4.4. Architecture Changes

Contextual information refers to data obtained from an object’s own statistical property and its surrounding region, encompassing both intra-class and inter-class cues. This information can improve object detection performance by providing additional scene-level understanding. Transformers [10] consist of an encoder followed by a decoder. It achieved really good performance for Natural Language Processing (NLP) tasks and was also used in the case of computer vision tasks. One reason why it worked well is its ability to use contextual information. Alamri et al. [55] showed that by using just the transformer encoder module (TEDM) pre-trained on MS-COCO, one could improve labeling of object instances and improve the object detector’s performance on natural images and robustness to adversarial attacks. By simply adding this module to the object detector’s extracted features and running a classifier on top of it, the technique achieved higher mAP, F1 scores, and AUC average scores as compared with the Faster R-CNN detector. However, evaluating this module against stronger attacks such as TOG, PGD-classification, or PGD-bounding box could have further reinforced the effectiveness of the defense.

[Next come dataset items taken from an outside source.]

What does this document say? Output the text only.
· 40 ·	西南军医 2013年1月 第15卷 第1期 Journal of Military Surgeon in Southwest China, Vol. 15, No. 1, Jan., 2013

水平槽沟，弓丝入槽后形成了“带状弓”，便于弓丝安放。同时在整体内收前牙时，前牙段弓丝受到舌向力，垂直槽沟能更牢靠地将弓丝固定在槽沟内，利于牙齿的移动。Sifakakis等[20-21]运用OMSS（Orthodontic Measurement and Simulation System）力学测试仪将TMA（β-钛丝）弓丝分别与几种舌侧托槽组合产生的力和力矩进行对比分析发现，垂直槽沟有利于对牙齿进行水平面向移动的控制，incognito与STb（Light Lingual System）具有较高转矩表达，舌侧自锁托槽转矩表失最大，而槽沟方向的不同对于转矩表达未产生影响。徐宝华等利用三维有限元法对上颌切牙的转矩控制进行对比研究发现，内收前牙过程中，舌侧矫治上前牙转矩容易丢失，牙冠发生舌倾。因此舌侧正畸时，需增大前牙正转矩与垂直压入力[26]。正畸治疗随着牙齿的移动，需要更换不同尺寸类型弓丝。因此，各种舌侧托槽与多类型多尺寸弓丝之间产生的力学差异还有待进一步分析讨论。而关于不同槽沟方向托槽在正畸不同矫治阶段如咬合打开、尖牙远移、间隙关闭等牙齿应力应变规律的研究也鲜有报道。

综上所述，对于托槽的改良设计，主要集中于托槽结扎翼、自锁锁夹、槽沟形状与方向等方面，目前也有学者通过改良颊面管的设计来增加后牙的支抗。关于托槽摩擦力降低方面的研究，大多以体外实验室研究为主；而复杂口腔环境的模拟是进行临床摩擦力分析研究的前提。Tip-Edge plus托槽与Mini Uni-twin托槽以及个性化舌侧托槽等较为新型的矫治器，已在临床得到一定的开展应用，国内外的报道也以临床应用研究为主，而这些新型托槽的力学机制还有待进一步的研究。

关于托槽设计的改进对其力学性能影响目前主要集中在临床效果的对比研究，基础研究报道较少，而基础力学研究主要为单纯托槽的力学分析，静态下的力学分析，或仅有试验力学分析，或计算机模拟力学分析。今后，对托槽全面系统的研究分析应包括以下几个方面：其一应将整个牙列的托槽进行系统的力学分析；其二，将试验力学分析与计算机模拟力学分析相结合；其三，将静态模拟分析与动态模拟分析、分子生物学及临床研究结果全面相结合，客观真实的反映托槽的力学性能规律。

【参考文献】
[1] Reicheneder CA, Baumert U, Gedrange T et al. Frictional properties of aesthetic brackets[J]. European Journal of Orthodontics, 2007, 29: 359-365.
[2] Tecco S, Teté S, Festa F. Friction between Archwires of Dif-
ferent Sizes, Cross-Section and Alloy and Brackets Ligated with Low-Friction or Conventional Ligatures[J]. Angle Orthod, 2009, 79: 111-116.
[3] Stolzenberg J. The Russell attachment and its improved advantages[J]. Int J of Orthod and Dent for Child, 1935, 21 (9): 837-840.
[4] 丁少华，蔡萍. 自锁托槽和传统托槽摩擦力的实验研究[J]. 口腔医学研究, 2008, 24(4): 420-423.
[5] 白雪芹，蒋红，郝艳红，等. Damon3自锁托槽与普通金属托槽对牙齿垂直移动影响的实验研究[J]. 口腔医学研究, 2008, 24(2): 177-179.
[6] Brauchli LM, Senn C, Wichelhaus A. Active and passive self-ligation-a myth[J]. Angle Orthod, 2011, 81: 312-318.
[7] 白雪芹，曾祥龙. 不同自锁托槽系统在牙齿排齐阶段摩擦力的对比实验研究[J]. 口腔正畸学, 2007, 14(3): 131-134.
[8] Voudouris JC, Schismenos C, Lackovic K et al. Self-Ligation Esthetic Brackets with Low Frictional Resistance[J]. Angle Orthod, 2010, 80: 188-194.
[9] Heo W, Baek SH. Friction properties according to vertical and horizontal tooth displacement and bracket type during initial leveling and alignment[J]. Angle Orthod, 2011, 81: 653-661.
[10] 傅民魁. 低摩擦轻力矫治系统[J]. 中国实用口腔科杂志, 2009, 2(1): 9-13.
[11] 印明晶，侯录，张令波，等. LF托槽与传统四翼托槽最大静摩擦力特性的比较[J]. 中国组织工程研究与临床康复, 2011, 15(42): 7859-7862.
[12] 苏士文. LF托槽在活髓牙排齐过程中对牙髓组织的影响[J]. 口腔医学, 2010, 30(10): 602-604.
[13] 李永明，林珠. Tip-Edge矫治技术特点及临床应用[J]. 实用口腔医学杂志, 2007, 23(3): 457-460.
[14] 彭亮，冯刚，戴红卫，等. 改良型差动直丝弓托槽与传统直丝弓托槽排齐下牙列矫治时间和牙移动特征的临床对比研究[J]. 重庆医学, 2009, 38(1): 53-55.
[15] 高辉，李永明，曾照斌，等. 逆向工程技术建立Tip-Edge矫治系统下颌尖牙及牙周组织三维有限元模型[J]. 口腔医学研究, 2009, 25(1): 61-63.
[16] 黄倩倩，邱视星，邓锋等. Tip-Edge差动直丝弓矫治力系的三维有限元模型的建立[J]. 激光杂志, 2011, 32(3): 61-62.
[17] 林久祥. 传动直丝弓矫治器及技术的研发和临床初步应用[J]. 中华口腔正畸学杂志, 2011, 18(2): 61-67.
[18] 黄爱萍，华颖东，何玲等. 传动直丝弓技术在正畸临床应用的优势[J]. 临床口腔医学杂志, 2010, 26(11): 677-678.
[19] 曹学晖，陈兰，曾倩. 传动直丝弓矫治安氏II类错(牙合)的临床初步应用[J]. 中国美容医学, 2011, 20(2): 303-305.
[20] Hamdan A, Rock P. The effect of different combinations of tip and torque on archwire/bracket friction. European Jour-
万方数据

A function f is said to be $l-locally$ Lipschitz in a ball of radius r ($\left|\right|x-\tilde{x}\left|\right|\le r$) for input x if for all $\tilde{x}$: $\left|\right|f\left(x\right)-f\left(\tilde{x}\right)\left|\right|\le l\left|\right|x-\tilde{x}\left|\right|$. Similarly, Szegedy et al. used the Lipschitz bounds of each layer to express the instability of the network. Xu et al. [56] devised the Knowledge-Distilled Feature Alignment (KDFA) module and the Self-Supervised Feature Alignment (SSFA) module, which could guide the network to generate more effective features and reduce the instability of the network. They took advantage of concepts from [80] and used an object detector trained using standard training as a teacher and distilled the feature knowledge of the middle layer to the student network. KDFA tried to make sure that the output of the middle layer of the student model with perturbed input is close enough to the output of the middle layer of the teacher model with the clean example. SSFA guided the output of the middle layer of the student model with perturbed input to be equal to the output of the middle layer of the student model with clean input. Using this feature alignment, the object detector could generate more effective features that can strengthen the robustness against adversarial attacks. Xu et al. had a follow-up work [57] to address the drop in precision on clean inputs. They update the framework by extending KDFA to perform contrastive loss between the student and the teacher for clean images. The authors also adopted decoupled foreground-background features instead of global-pooling features to improve distillation effectiveness. The proposed technique improves robustness compared with FA [56] and Det-AdvProp [47].

4.5. Ensemble Defense

When authors of the DAG attack experimented with their attack in black-box scenarios, they found that it is difficult to transfer the perturbation generated for the source detector to the target detector if their architecture is different. UEA tries to address this by using GANs to construct these perturbations. FUSE [58] utilized an ensemble of object detection models that relied on heterogeneous backbone networks. The framework trained multiple object detection models at the same time and used a diversity regularizer that encouraged each model to learn differently using a diversified detection loss and/or kernel filter regularizer. Adversarial input could fool an ensemble of homogeneous detectors if they were trained using standard training, but if they were trained in the FUSE network, which encouraged diversity, they found that the attack had weak transferability. This group of detectors trained in this manner is capable of defending against adversarial perturbations generated by DAG, RAP, UEA, and TOG, as well as adversarial patch attacks such as [81,82]. Once this training is complete, during test time, the input image is sent to FUSE, which sends it to n detectors to perform independent object detection in parallel. The detection results, which contain the bounding boxes of detected objects, their objectness, and class labels along with probabilities, are sent to a custom detection fusion algorithm. This fusion algorithm uses a consistency evaluator to consolidate detections and a graph partitioning algorithm to fuse bounding boxes. FUSE also reported a higher mAP on clean images compared with the vanilla object detector that was trained using standard training.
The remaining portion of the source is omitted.